The SEC complaint alleges that a series of fictitious customer accounts were set up at Monarch to enable Bertoli to control the supply of stock and drive up its price. Bertoli failed to disclose his role to the public, the SEC said.
The SEC contended that Bertoli and Eisenberg tried to hide the profits by setting up accounts in Cayman Island financial institutions. According to the SEC, the men also created a check-cashing scheme in which persons who claimed to be Monarch representatives cashed checks for the allegedly fictitious accounts at a store-front check-cashing company.
The SEC also charged Bertoli with arranging for an unnamed associate to write a "materially false and misleading investment recommendation" for Liquidation Control.
Similarly, another defendant in the case, Richard Cannistraro, wrote a report recomending investment in Toxic Waste Containment while working as a financial analyst at the Wall Street firm of Wood Gundy Inc. At that time, he also was secretary-treasurer, director and principal shareholder of Liquidation Control. Toxic Waste and Liquidation Control shared offices at 53 D St. SE on the Hill, and several officers and directors worked for both companies, according to reports filed with the SEC.
The two recommendations, "without any reasonable basis in fact," predicted rapid growth in sales and earnings for both companies, the SEC charged. Along with Eisenberg, Cannistraro and Bertoli, the complaint named Steven R. Cloyes, another Monarch employe.
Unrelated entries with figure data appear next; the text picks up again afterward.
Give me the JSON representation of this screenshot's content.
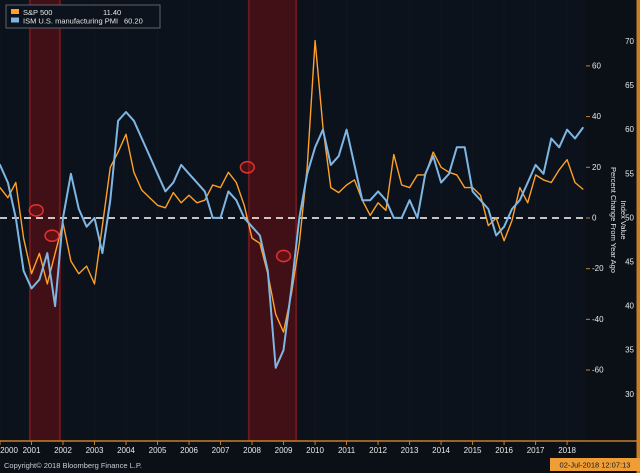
{
  "legend": {
    "series": [
      {
        "label": "S&P 500",
        "value": "11.40",
        "color": "#FFA028"
      },
      {
        "label": "ISM U.S. manufacturing PMI",
        "value": "60.20",
        "color": "#7EB6E4"
      }
    ]
  },
  "axes": {
    "right_percent_title": "Percent Change From Year Ago",
    "right_index_title": "Index Value"
  },
  "footer": {
    "copyright": "Copyright© 2018 Bloomberg Finance L.P.",
    "timestamp": "02-Jul-2018 12:07:13"
  },
  "colors": {
    "background": "#0B1017",
    "sp500": "#FFA028",
    "ism": "#7EB6E4",
    "recession_band": "#451016",
    "recession_edge": "#6E171C",
    "zero_line": "#FFFFFF",
    "axis_spine": "#C97E26",
    "tick_text": "#E8E8E8",
    "annotation": "#E03131",
    "timestamp_chip": "#EF9E35"
  },
  "chart_data": {
    "type": "line",
    "title": "",
    "xlabel": "",
    "ylabel_right_inner": "Percent Change From Year Ago",
    "ylabel_right_outer": "Index Value",
    "xlim": [
      2000,
      2018.6
    ],
    "pct_lim": [
      -88,
      86
    ],
    "idx_lim": [
      24.7,
      74.7
    ],
    "x_ticks": [
      2000,
      2001,
      2002,
      2003,
      2004,
      2005,
      2006,
      2007,
      2008,
      2009,
      2010,
      2011,
      2012,
      2013,
      2014,
      2015,
      2016,
      2017,
      2018
    ],
    "percent_ticks": [
      60,
      40,
      20,
      0,
      -20,
      -40,
      -60
    ],
    "index_ticks": [
      70,
      65,
      60,
      55,
      50,
      45,
      40,
      35,
      30
    ],
    "x_start": 2000.0,
    "x_step": 0.25,
    "zero_line_percent": 0,
    "grid": "none",
    "legend_position": "top-left",
    "series": [
      {
        "name": "S&P 500",
        "axis": "percent",
        "color": "#FFA028",
        "last_value": 11.4,
        "values": [
          12,
          8,
          14,
          -8,
          -22,
          -14,
          -26,
          -14,
          -2,
          -17,
          -22,
          -19,
          -26,
          -3,
          20,
          26,
          33,
          18,
          11,
          8,
          5,
          4,
          10,
          6,
          9,
          6,
          7,
          13,
          12,
          18,
          14,
          5,
          -8,
          -10,
          -22,
          -38,
          -45,
          -30,
          -10,
          20,
          70,
          36,
          12,
          10,
          13,
          15,
          7,
          1,
          6,
          3,
          25,
          13,
          12,
          17,
          17,
          26,
          20,
          18,
          17,
          12,
          12,
          9,
          -3,
          0,
          -9,
          -1,
          12,
          6,
          17,
          15,
          14,
          19,
          23,
          14,
          11.4
        ]
      },
      {
        "name": "ISM U.S. manufacturing PMI",
        "axis": "index",
        "color": "#7EB6E4",
        "last_value": 60.2,
        "values": [
          56,
          54,
          50,
          44,
          42,
          43,
          46,
          40,
          50,
          55,
          51,
          49,
          50,
          46,
          52,
          61,
          62,
          61,
          59,
          57,
          55,
          53,
          54,
          56,
          55,
          54,
          53,
          50,
          50,
          53,
          52,
          50,
          49,
          48,
          44,
          33,
          35,
          42,
          50,
          55,
          58,
          60,
          56,
          57,
          60,
          56,
          52,
          52,
          53,
          52,
          50,
          50,
          52,
          50,
          55,
          57,
          54,
          55,
          58,
          58,
          53,
          52,
          51,
          48,
          49,
          51,
          52,
          54,
          56,
          55,
          59,
          58,
          60,
          59,
          60.2
        ]
      }
    ],
    "recession_bands": [
      [
        2000.95,
        2001.9
      ],
      [
        2007.9,
        2009.4
      ]
    ],
    "annotations": [
      {
        "shape": "ellipse",
        "x": 2001.15,
        "y_percent": 3,
        "rx_years": 0.22,
        "ry_percent": 2.2
      },
      {
        "shape": "ellipse",
        "x": 2001.65,
        "y_percent": -7,
        "rx_years": 0.22,
        "ry_percent": 2.2
      },
      {
        "shape": "ellipse",
        "x": 2007.85,
        "y_percent": 20,
        "rx_years": 0.22,
        "ry_percent": 2.2
      },
      {
        "shape": "ellipse",
        "x": 2009.0,
        "y_percent": -15,
        "rx_years": 0.22,
        "ry_percent": 2.2
      }
    ]
  }
}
The SEC asked the U.S. District Court in New York to order Bertoli and Eisenberg to return their allegedly illegally obtained profits, which the SEC said total more than $4 million.
Eisenberg said the charge of fictitious accounts is completely erroneous. "They the holders of the accounts were not us. Handwriting examples" will show that those people who signed the checks written to those accounts were "were not the four defendants."
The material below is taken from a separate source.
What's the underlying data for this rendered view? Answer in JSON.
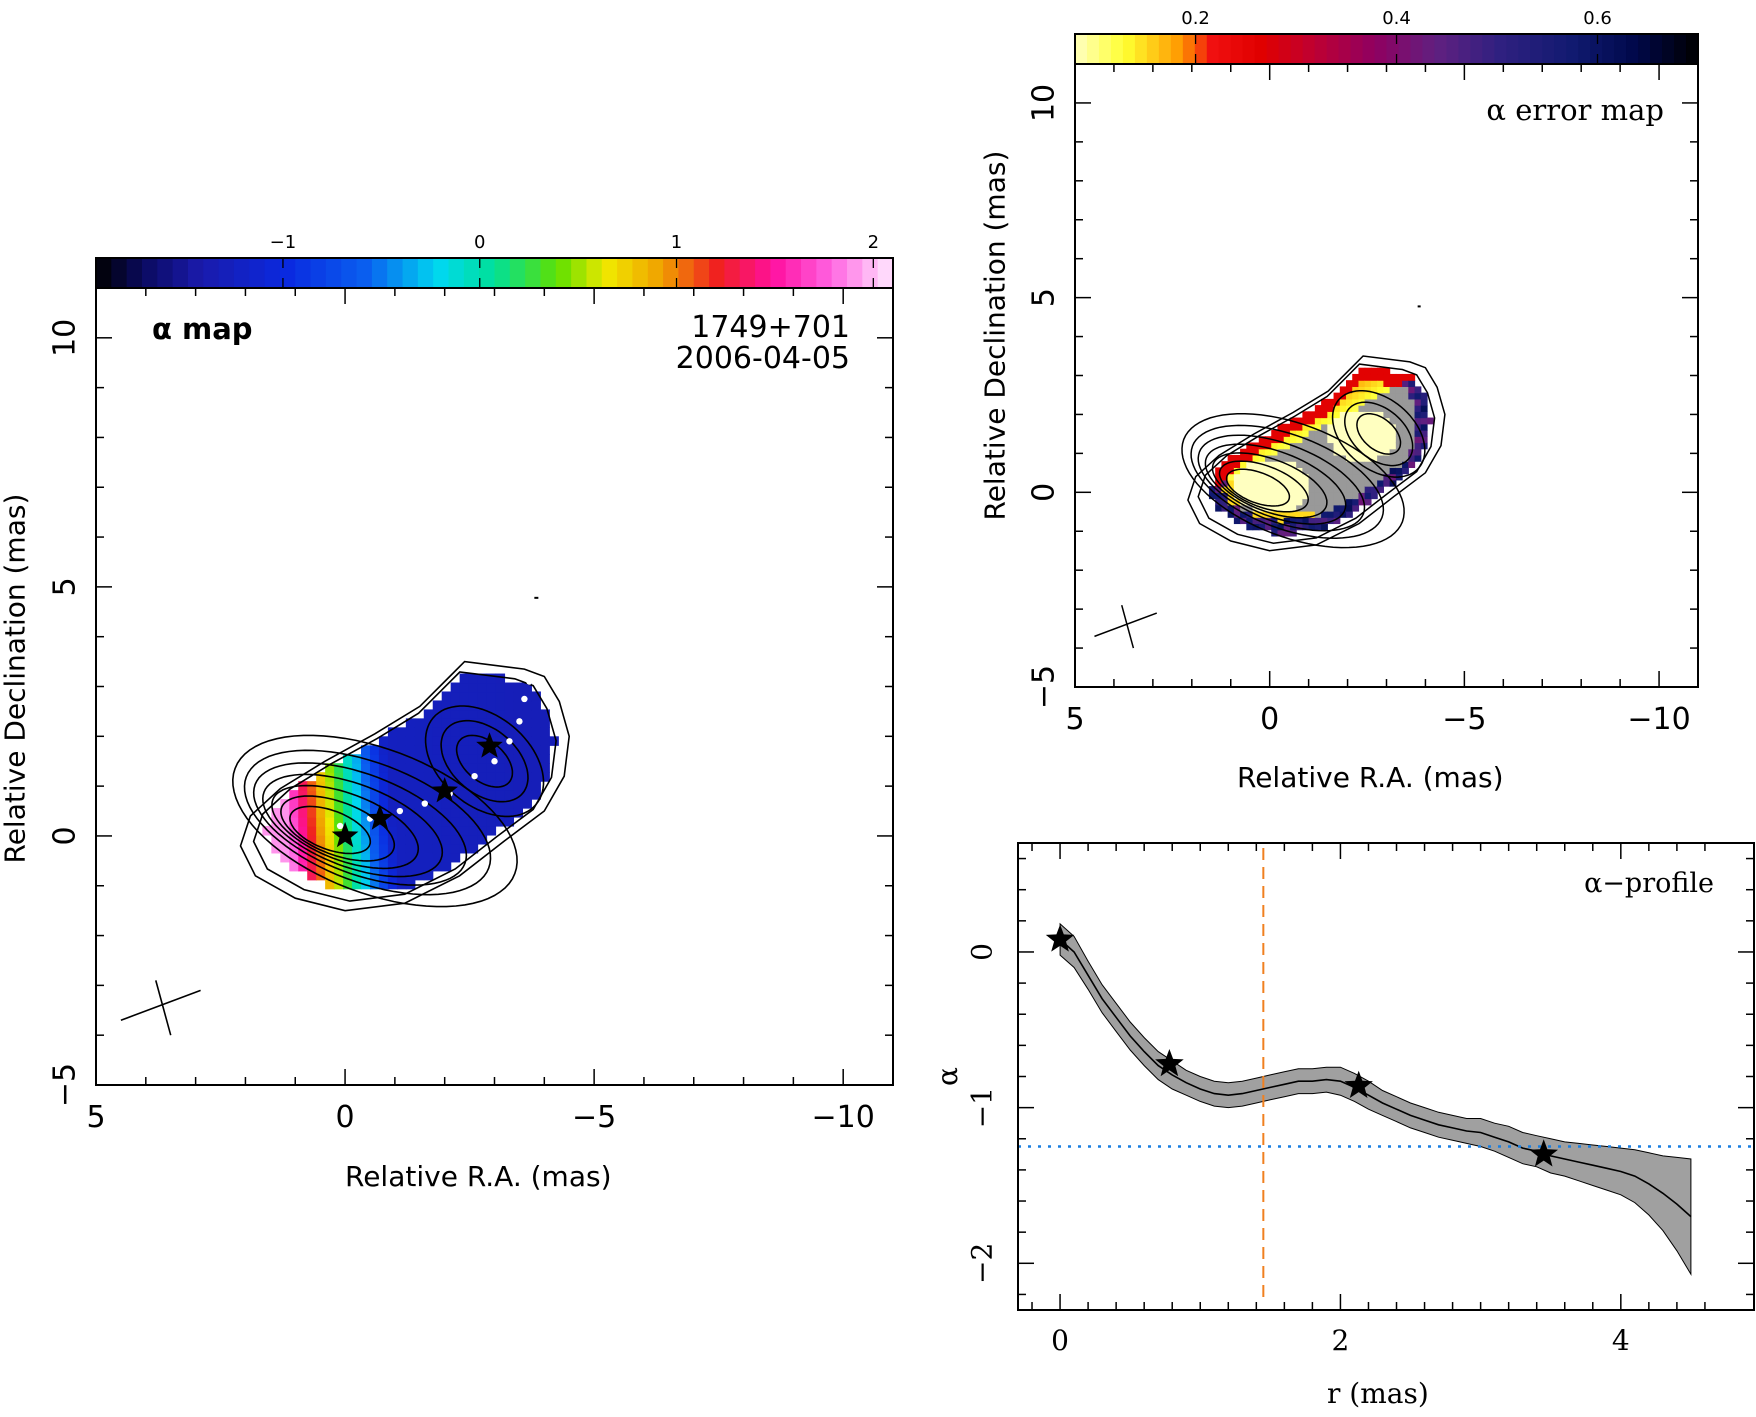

The SEC charged that in return for writing the favorable Toxic Waste Containment report, Cannistraro was allocated 975,000 pre-offering shares of Liquidation Control. Eisenberg disputed that charge, arguing that when Liquidation Control went public, Toxic Waste Containment "was not even conceived."
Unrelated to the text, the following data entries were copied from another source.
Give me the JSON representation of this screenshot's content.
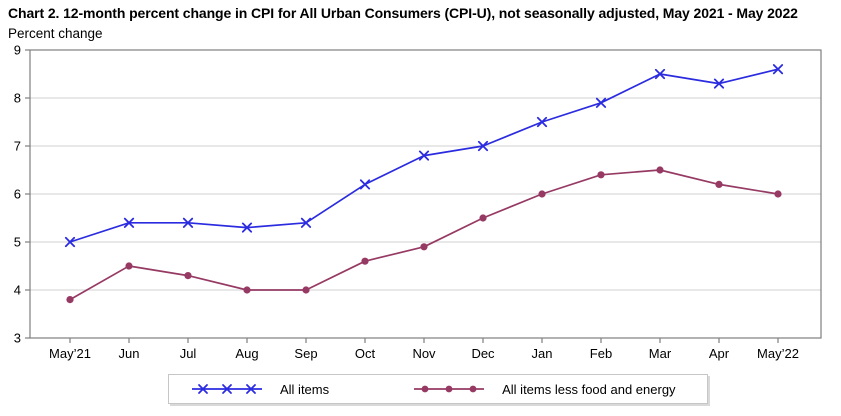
{
  "chart": {
    "title": "Chart 2. 12-month percent change in CPI for All Urban Consumers (CPI-U), not seasonally adjusted, May 2021 - May 2022",
    "unit_label": "Percent change"
  },
  "chart_data": {
    "type": "line",
    "categories": [
      "May’21",
      "Jun",
      "Jul",
      "Aug",
      "Sep",
      "Oct",
      "Nov",
      "Dec",
      "Jan",
      "Feb",
      "Mar",
      "Apr",
      "May’22"
    ],
    "series": [
      {
        "name": "All items",
        "marker": "x",
        "color": "#2B2BE0",
        "values": [
          5.0,
          5.4,
          5.4,
          5.3,
          5.4,
          6.2,
          6.8,
          7.0,
          7.5,
          7.9,
          8.5,
          8.3,
          8.6
        ]
      },
      {
        "name": "All items less food and energy",
        "marker": "circle",
        "color": "#963A64",
        "values": [
          3.8,
          4.5,
          4.3,
          4.0,
          4.0,
          4.6,
          4.9,
          5.5,
          6.0,
          6.4,
          6.5,
          6.2,
          6.0
        ]
      }
    ],
    "title": "Chart 2. 12-month percent change in CPI for All Urban Consumers (CPI-U), not seasonally adjusted, May 2021 - May 2022",
    "xlabel": "",
    "ylabel": "Percent change",
    "ylim": [
      3,
      9
    ],
    "ytick_step": 1,
    "grid": true,
    "legend_position": "bottom",
    "colors": {
      "gridline": "#D9D9D9",
      "border": "#7F7F7F",
      "text": "#000000",
      "background": "#FFFFFF"
    }
  }
}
The SEC began investigating Toxic Waste Containment and Liquidation Control in June 1983, after two penny stocks became very active and Toxic Waste Containment reached its high of $5 a share.
Liquidation Control had been set up in late 1982 to provide business consultant and advisory services to financially distressed companies, including appraisals, advertising, liquidation of property and collection of accounts receivable. It since has merged with a Canadian firm and changed its name to Romlock Inc. Now involved in the computer software business, it does about $2 million in sales a year from its Toronto headquarters, Eisenberg said.
Toxic Waste was set up to compete for hazardous waste-disposal jobs for industry and the Pentagon, anticipating much revenue from the cleanup efforts launched by the Environmental Protection Agency's Superfund.
Eisenberg said the company still has no sales, no customers and no full-time employes. It has closed the office it shared with Liquidation Control, he said.
This is not the first time Monarch Funding, Eisenberg or Bertoli have had trouble with the SEC. In September 1975, Monarch Funding and Eisenberg were suspended for 10 days after an SEC investigation into alleged market manipulation of 26 stocks.
In 1978, Bertoli pleaded no contest to a federal indictment that charged him with participating in a $3 million stock swindle. He was given a suspended sentence and placed on five years' probation. And in 1981, he was barred by the SEC from association with any broker or dealer for six months for illegal stock trading at a investment fund he managed.